Apart from those interventions for the healthy microbiota balance, the dietary avoidance of foods that contain high immunoreactive antigens contributes to host antiviral potentials. Gluten sensitivity underlies the development of autoimmune celiac disease [107]. The virus-induced interferon γ responses aggravate celiac disease progression during several virus infections, including adenovirus, enterovirus, rotavirus, and hepatitis C virus [[108], [109], [110], [111]]. Interestingly, a non-virulent species – reovirus– interacts with gluten and initiates the immune responses that lead to celiac disease progression [106].
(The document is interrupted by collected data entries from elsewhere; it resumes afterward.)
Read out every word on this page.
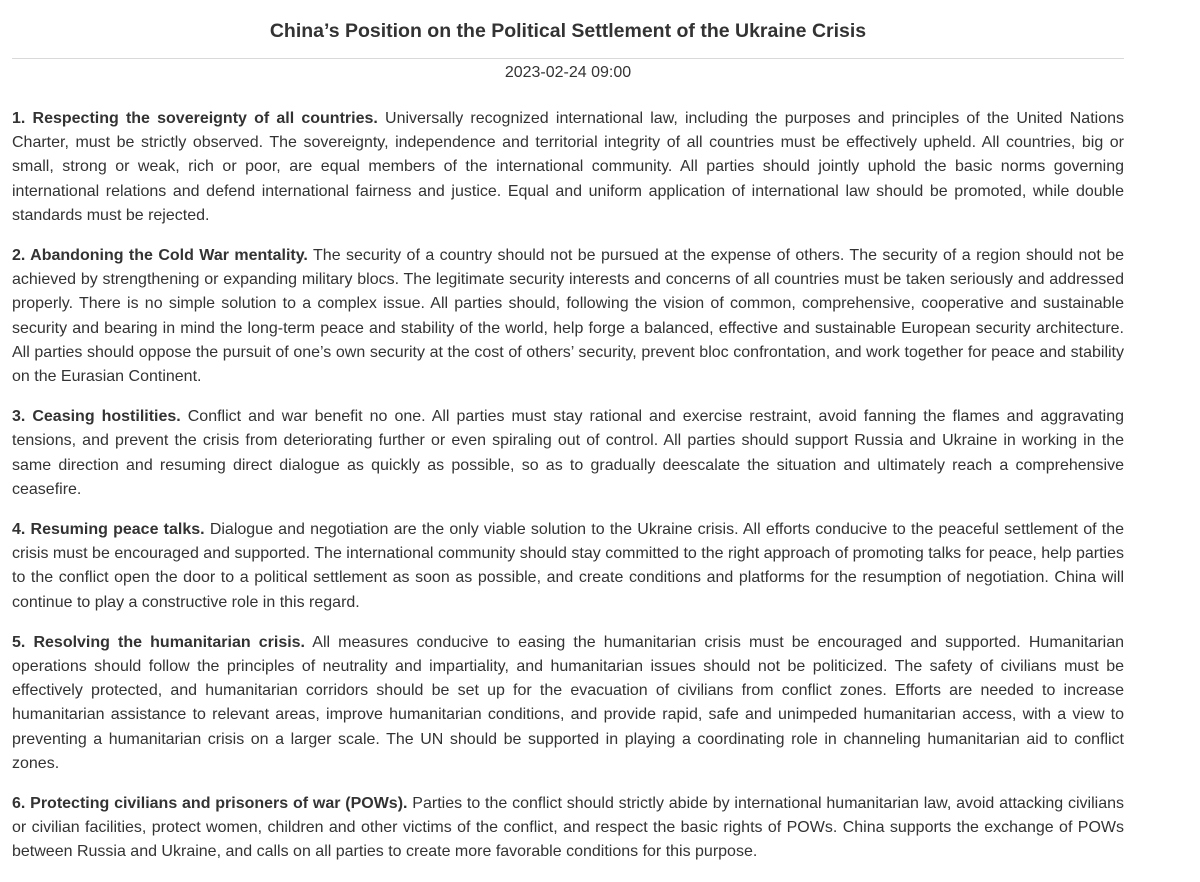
China’s Position on the Political Settlement of the Ukraine Crisis
2023-02-24 09:00

1. Respecting the sovereignty of all countries. Universally recognized international law, including the purposes and principles of the United Nations Charter, must be strictly observed. The sovereignty, independence and territorial integrity of all countries must be effectively upheld. All countries, big or small, strong or weak, rich or poor, are equal members of the international community. All parties should jointly uphold the basic norms governing international relations and defend international fairness and justice. Equal and uniform application of international law should be promoted, while double standards must be rejected.

2. Abandoning the Cold War mentality. The security of a country should not be pursued at the expense of others. The security of a region should not be achieved by strengthening or expanding military blocs. The legitimate security interests and concerns of all countries must be taken seriously and addressed properly. There is no simple solution to a complex issue. All parties should, following the vision of common, comprehensive, cooperative and sustainable security and bearing in mind the long-term peace and stability of the world, help forge a balanced, effective and sustainable European security architecture. All parties should oppose the pursuit of one’s own security at the cost of others’ security, prevent bloc confrontation, and work together for peace and stability on the Eurasian Continent.

3. Ceasing hostilities. Conflict and war benefit no one. All parties must stay rational and exercise restraint, avoid fanning the flames and aggravating tensions, and prevent the crisis from deteriorating further or even spiraling out of control. All parties should support Russia and Ukraine in working in the same direction and resuming direct dialogue as quickly as possible, so as to gradually deescalate the situation and ultimately reach a comprehensive ceasefire.

4. Resuming peace talks. Dialogue and negotiation are the only viable solution to the Ukraine crisis. All efforts conducive to the peaceful settlement of the crisis must be encouraged and supported. The international community should stay committed to the right approach of promoting talks for peace, help parties to the conflict open the door to a political settlement as soon as possible, and create conditions and platforms for the resumption of negotiation. China will continue to play a constructive role in this regard.

5. Resolving the humanitarian crisis. All measures conducive to easing the humanitarian crisis must be encouraged and supported. Humanitarian operations should follow the principles of neutrality and impartiality, and humanitarian issues should not be politicized. The safety of civilians must be effectively protected, and humanitarian corridors should be set up for the evacuation of civilians from conflict zones. Efforts are needed to increase humanitarian assistance to relevant areas, improve humanitarian conditions, and provide rapid, safe and unimpeded humanitarian access, with a view to preventing a humanitarian crisis on a larger scale. The UN should be supported in playing a coordinating role in channeling humanitarian aid to conflict zones.

6. Protecting civilians and prisoners of war (POWs). Parties to the conflict should strictly abide by international humanitarian law, avoid attacking civilians or civilian facilities, protect women, children and other victims of the conflict, and respect the basic rights of POWs. China supports the exchange of POWs between Russia and Ukraine, and calls on all parties to create more favorable conditions for this purpose.
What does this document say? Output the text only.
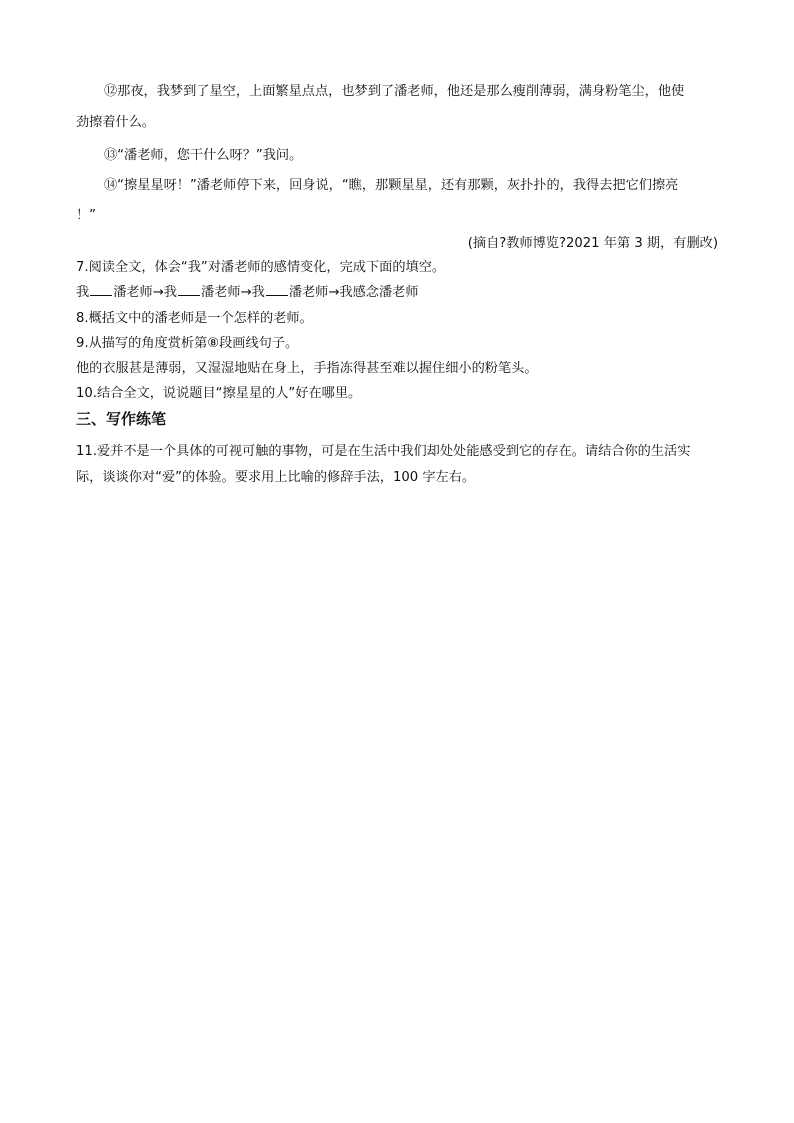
⑫那夜，我梦到了星空，上面繁星点点，也梦到了潘老师，他还是那么瘦削薄弱，满身粉笔尘，他使
劲擦着什么。
⑬“潘老师，您干什么呀？”我问。
⑭“擦星星呀！”潘老师停下来，回身说，“瞧，那颗星星，还有那颗，灰扑扑的，我得去把它们擦亮
！”
(摘自?教师博览?2021 年第 3 期，有删改)
7.阅读全文，体会“我”对潘老师的感情变化，完成下面的填空。
我 潘老师→我 潘老师→我 潘老师→我感念潘老师
8.概括文中的潘老师是一个怎样的老师。
9.从描写的角度赏析第⑧段画线句子。
他的衣服甚是薄弱，又湿湿地贴在身上，手指冻得甚至难以握住细小的粉笔头。
10.结合全文，说说题目“擦星星的人”好在哪里。
三、写作练笔
11.爱并不是一个具体的可视可触的事物，可是在生活中我们却处处能感受到它的存在。请结合你的生活实
际，谈谈你对“爱”的体验。要求用上比喻的修辞手法，100 字左右。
With these pieces of evidence, an individual with known food sensitivities, allergy, or risk for autoimmune conditions, may consider the restricted diet to promote host tolerance during the outbreak of COVID-19.

Conclusion

Scientists are looking for specific treatment for COVID-19 to date. Apart from the antiviral approach, the interventions to support the healthy immune responses to the virus are feasible through diet, nutrition, and lifestyle approaches. As illustrated in Fig. 1 , airway microbiota and SARS-CoV-2 influence each other and determine the host immune responses. Viral infection can disrupt microbiota abundance; however, the intestinal microbiota composition and diversification influence airway microbiota and its immunity. Smoking compromises airway microbiota. Healthy immunity requires the balance of macro- and micronutrients from the diet. Colorful vegetables supplied fermentable prebiotics and anti-inflammatory, antioxidant phytonutrients. Fermented foods and beverages support intestinal microbiota. In the sensitive individual, avoiding the high immunoreactive food antigens contribute to antiviral immunity. These dietary and nutritional interventions can prevent the clinical course toward severe COVID-19.

Fig. 1

The interrelationship between SARS-CoV-2 and airway microbiota determines the host immune responses. Intestinal microbiota composition and diversification influence airway microbiota, innate, and adaptive immunity. Viral infection disrupts microbiota abundance and the relevant host responses. Smoking compromises airway microbiota and its antiviral responses. Healthy immunity requires the balance of macro- and micronutrients from the diet. Colorful vegetables supplied fermentable prebiotics and anti-inflammatory, antioxidant phytonutrients. Fermented foods and beverages support intestinal microbiota. In the sensitive individual, avoiding the high immunoreactive food antigens contribute to antiviral immunity and prevents the clinical course toward severe COVID-19.

Funding

This research did not receive any specific grant from funding agencies in the public, commercial, or not-for-profit sectors.

Declaration of Competing Interest

The authors declare they have no actual or potential competing financial interests.